Совьяр медленно сглотнул горькую слюну, повернул свое худое лицо к Мартикану и, будто грозя какому-то страшилищу и заставляя кого-то очнуться от сна, сказал:
— Ты, Мартикан, и все вы можете забыться в работе. А я никогда не могу забыться, слышите… не могу! У меня даже этого нет…

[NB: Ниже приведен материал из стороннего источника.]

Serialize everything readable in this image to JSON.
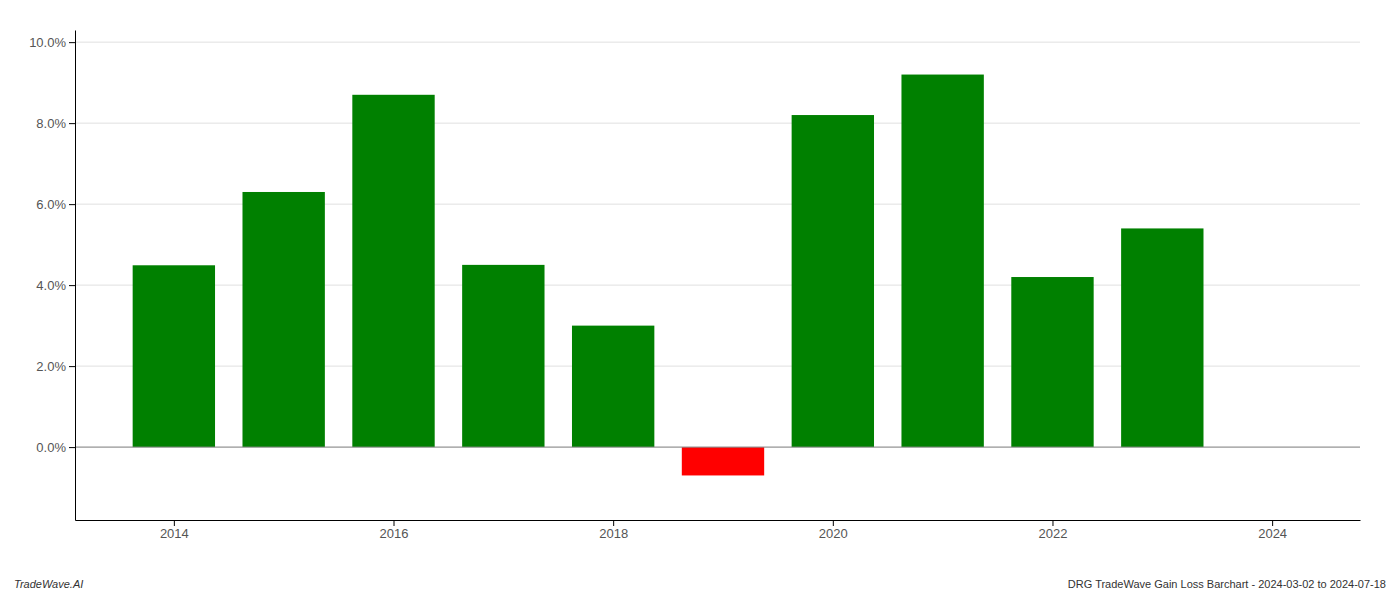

Не сдержав при этих словах глубокого вздоха, он встал из-за стола, надвинул на лоб большую засаленную шляпу, закрыв страшный рубец на голове, и, тяжело ступая деревянной ногой, проковылял на середину комнаты. Приостановился, вроде как восстанавливая равновесие, и затем, ни с кем не простясь, застучал деревяшкой прямиком к выходу.
II
Залитая первым вешним солнцем, захлебываясь радостью, в изумительном цветении старых знакомцев проходила пасха. Колокола, до самой субботы хранившие глубокое молчание, снова разинули свои литые глотки и подали голос. Этот голос разносился по всем долинам, восторженно мчался по оголенным полянам, распахивал окна разбросанных по склонам избушек, торопясь принести свой благовест…
О чем же он благовестит?
Ну конечно, о начале новой страды.
Столетиями возвещал о ней этот голос, из века в век возбуждая обманчивые надежды, и мужики все еще ему верили. В костелах исстрадавшиеся души людей впитывали проповеди о надежде, венчаемой впереди воскресением из мертвых и царствием небесным, но они, эти горцы, со своих близких к небу и удаленных от плодородной земли вершин, внимали проповедям одним ухом. В другом звенели весенние потоки, где бурлила мутная талая вода, давно уже звучали органы ветров, разносивших по горам весть о приходе весны; в другое ухо давно уже проникал слабый, едва уловимый шепот влажной земли, готовящейся встретить плуг, — шепот, который лишь немногим дано почувствовать и услышать.
Потому и верили люди пасхальным проповедям, что они утверждали их в сознании своего грядущего торжества, которое обещали и ручейки, и горы, — весь озаренный солнцем мир.
Трактиры в эти дни гомонили до поздней ночи. На пасху многие мужики возвращались домой — сделать последние приготовления к весенним работам, а то и вспахать поле под яровые и потом снова уйти на заработки.